Для камина было уже слишком тепло. Впрочем, разговор не должен выглядеть подготовленным, он должен начаться спонтанно. Когда они уложили спать Давида и прибрались в кухне, он сказал:
– Я сегодня читал про Чарльза Линдберга[7]. Ты знала, что у него было две семьи? Одна в Америке и одна в Германии? Вот это действительно стресс!
– Стресс?
– Ну, если бы у меня, кроме тебя и Давида, была еще какая-нибудь Ута и какой-нибудь Данни в Дюссельдорфе, это был бы стресс в чистом виде. А у Линдберга было пятеро детей в Америке и трое в Германии.
– Вот именно. – Она рассмеялась. – Америка и Германия – это проще, чем Берлин и Дюссельдорф. Американская жена знает, что муж в Германии и что в данный момент с него взятки гладки, и то же происходит с немецкой женой, когда ее муж в Америке. А тот, кто в Берлине, может быть и в Дюссельдорфе, и наоборот.
– Любить одновременно двух женщин и восьмерых детей?..

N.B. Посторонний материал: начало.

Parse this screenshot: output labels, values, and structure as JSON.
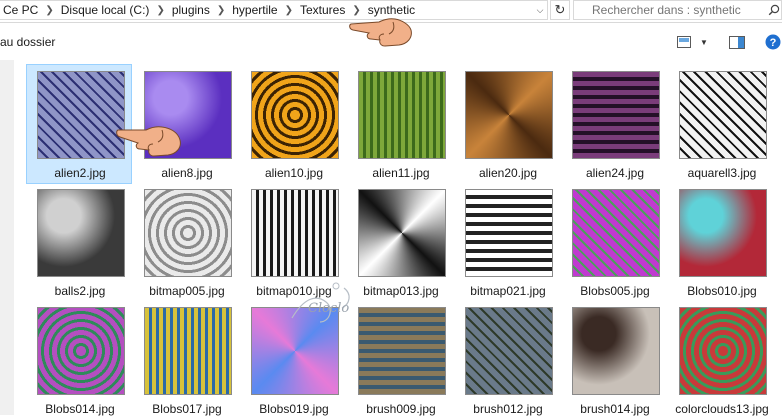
{
  "breadcrumb": {
    "items": [
      "Ce PC",
      "Disque local (C:)",
      "plugins",
      "hypertile",
      "Textures",
      "synthetic"
    ]
  },
  "search": {
    "placeholder": "Rechercher dans : synthetic"
  },
  "toolbar": {
    "up_label": "au dossier"
  },
  "files": [
    {
      "name": "alien2.jpg",
      "selected": true,
      "colors": [
        "#8f95c7",
        "#2c2f73"
      ]
    },
    {
      "name": "alien8.jpg",
      "colors": [
        "#a98bf0",
        "#5b2fc0"
      ]
    },
    {
      "name": "alien10.jpg",
      "colors": [
        "#f0a41a",
        "#3b2304"
      ]
    },
    {
      "name": "alien11.jpg",
      "colors": [
        "#7ea83a",
        "#3c6a1b"
      ]
    },
    {
      "name": "alien20.jpg",
      "colors": [
        "#c8833a",
        "#4b2a10"
      ]
    },
    {
      "name": "alien24.jpg",
      "colors": [
        "#7a3c7a",
        "#241028"
      ]
    },
    {
      "name": "aquarell3.jpg",
      "colors": [
        "#f2f2f2",
        "#111111"
      ]
    },
    {
      "name": "balls2.jpg",
      "colors": [
        "#d0d0d0",
        "#3a3a3a"
      ]
    },
    {
      "name": "bitmap005.jpg",
      "colors": [
        "#eaeaea",
        "#8c8c8c"
      ]
    },
    {
      "name": "bitmap010.jpg",
      "colors": [
        "#f5f5f5",
        "#1a1a1a"
      ]
    },
    {
      "name": "bitmap013.jpg",
      "colors": [
        "#ffffff",
        "#111111"
      ]
    },
    {
      "name": "bitmap021.jpg",
      "colors": [
        "#ffffff",
        "#222222"
      ]
    },
    {
      "name": "Blobs005.jpg",
      "colors": [
        "#c03ad0",
        "#4aa05a"
      ]
    },
    {
      "name": "Blobs010.jpg",
      "colors": [
        "#5fd2d8",
        "#b32838"
      ]
    },
    {
      "name": "Blobs014.jpg",
      "colors": [
        "#b44fc0",
        "#2f8a5a"
      ]
    },
    {
      "name": "Blobs017.jpg",
      "colors": [
        "#d7c23a",
        "#2a6aa8"
      ]
    },
    {
      "name": "Blobs019.jpg",
      "colors": [
        "#5a8af0",
        "#e67ad8"
      ]
    },
    {
      "name": "brush009.jpg",
      "colors": [
        "#8a7a5a",
        "#3a5a70"
      ]
    },
    {
      "name": "brush012.jpg",
      "colors": [
        "#6a7a8a",
        "#2e3a2a"
      ]
    },
    {
      "name": "brush014.jpg",
      "colors": [
        "#3a2a24",
        "#c8c0b8"
      ]
    },
    {
      "name": "colorclouds13.jpg",
      "colors": [
        "#c83a3a",
        "#3a9a5a"
      ]
    }
  ],
  "watermark": {
    "text": "Cloclo"
  }
}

– А ты что, можешь любить только одного ребенка? У нас один, но если бы не живопись, я ничего не имела бы против кучи детей. И всех бы их любила, как другие родители в многодетных семьях.
– А две жены?
– Когда он был у одной, другая была далеко, и наоборот. У него было две жизни, два мира. Так почему бы ему не иметь и двух жен?
– Неужели это так просто?
– Когда мы с тобой познакомились, ты преподавал здесь в университете и одновременно участвовал в одном проекте в Мюнхене и то и дело ездил туда на несколько дней. И там, и здесь ты был один и тот же, и в то же время не совсем. И наверное, университет только выигрывал оттого, что ты, участвуя в том проекте, был немного другим, а мюнхенский проект выигрывал оттого, что ты работал в Берлине.
– И его жены тоже выигрывали оттого, что он был с ними немного другим?
– Не знаю. А ты не допускаешь мысли, что немецкая жена была рада видеть Линдберга после его возвращения из Америки другим – новым, свежим? Да и он сам, наверное, воспринимал себя по-другому. – Она снова рассмеялась. – А когда он возвращался из Германии в Америку и испытывал угрызения совести, он был со своей американской женой особенно нежен. Во всем этом что-то есть, верно?
Мартин кивнул. Может, и Улла была особенно нежна с ним, потому что испытывала угрызения совести?
– Дети… – задумчиво произнесла она. – С детьми, конечно, все сложнее. Для них гораздо больнее узнать о другой семье и о других детях. Взрослые никогда не доверяют любви на все сто процентов. А дети верят, и когда узнают, что они для отца не настолько важны, как им казалось и верилось… – Она грустно посмотрела на него. – Мне жаль этих троих детей в Германии. Их американским братьям и сестрам, наверное, было легче. Впятером легче верить в то, что они нужнее других, чем втроем.
Она заплакала, и он обнял ее.
– Почему я так мало значила для своего отца?
– Понимаешь…
– Мать и бабушка говорили, что он абсолютный ноль. Но чтобы любить своего ребенка, вовсе не обязательно быть яркой личностью. Он ушел, когда мне было полтора года. Я видела старые фотографии – я не была уродом, которого нельзя полюбить.
Она заплакала еще громче.
– Дело не в тебе. Может, он просто был глуп или бессердечен, а может, смертельно болен и ушел, чтобы спокойно умереть. Да мало ли может быть причин!
Он отвел ее в гостиную, сел с ней на диван и взял ее за руку.
– А ты хотела бы с ним познакомиться, если бы у тебя была такая возможность?
– Не знаю. – Она пожала плечами и вдруг решительно заявила: – Да, хотела бы. – Она рассмеялась. – Может, он вполне симпатичный ноль. А может, говнюк. И я скажу ему, что он говнюк.
– А вы не пытались его разыскать?
– Ты имеешь в виду, с помощью частного детектива? Не думаю, чтобы мать и бабушка захотели потратить на это хоть один цент. – Она опять рассмеялась. – Да нет, я в этом просто уверена.
– Может, нам попробовать?
Она покачала головой:
– Я бы чувствовала себя предательницей по отношению к ним. Встретиться с ним случайно – это другое дело. А искать его я не могу.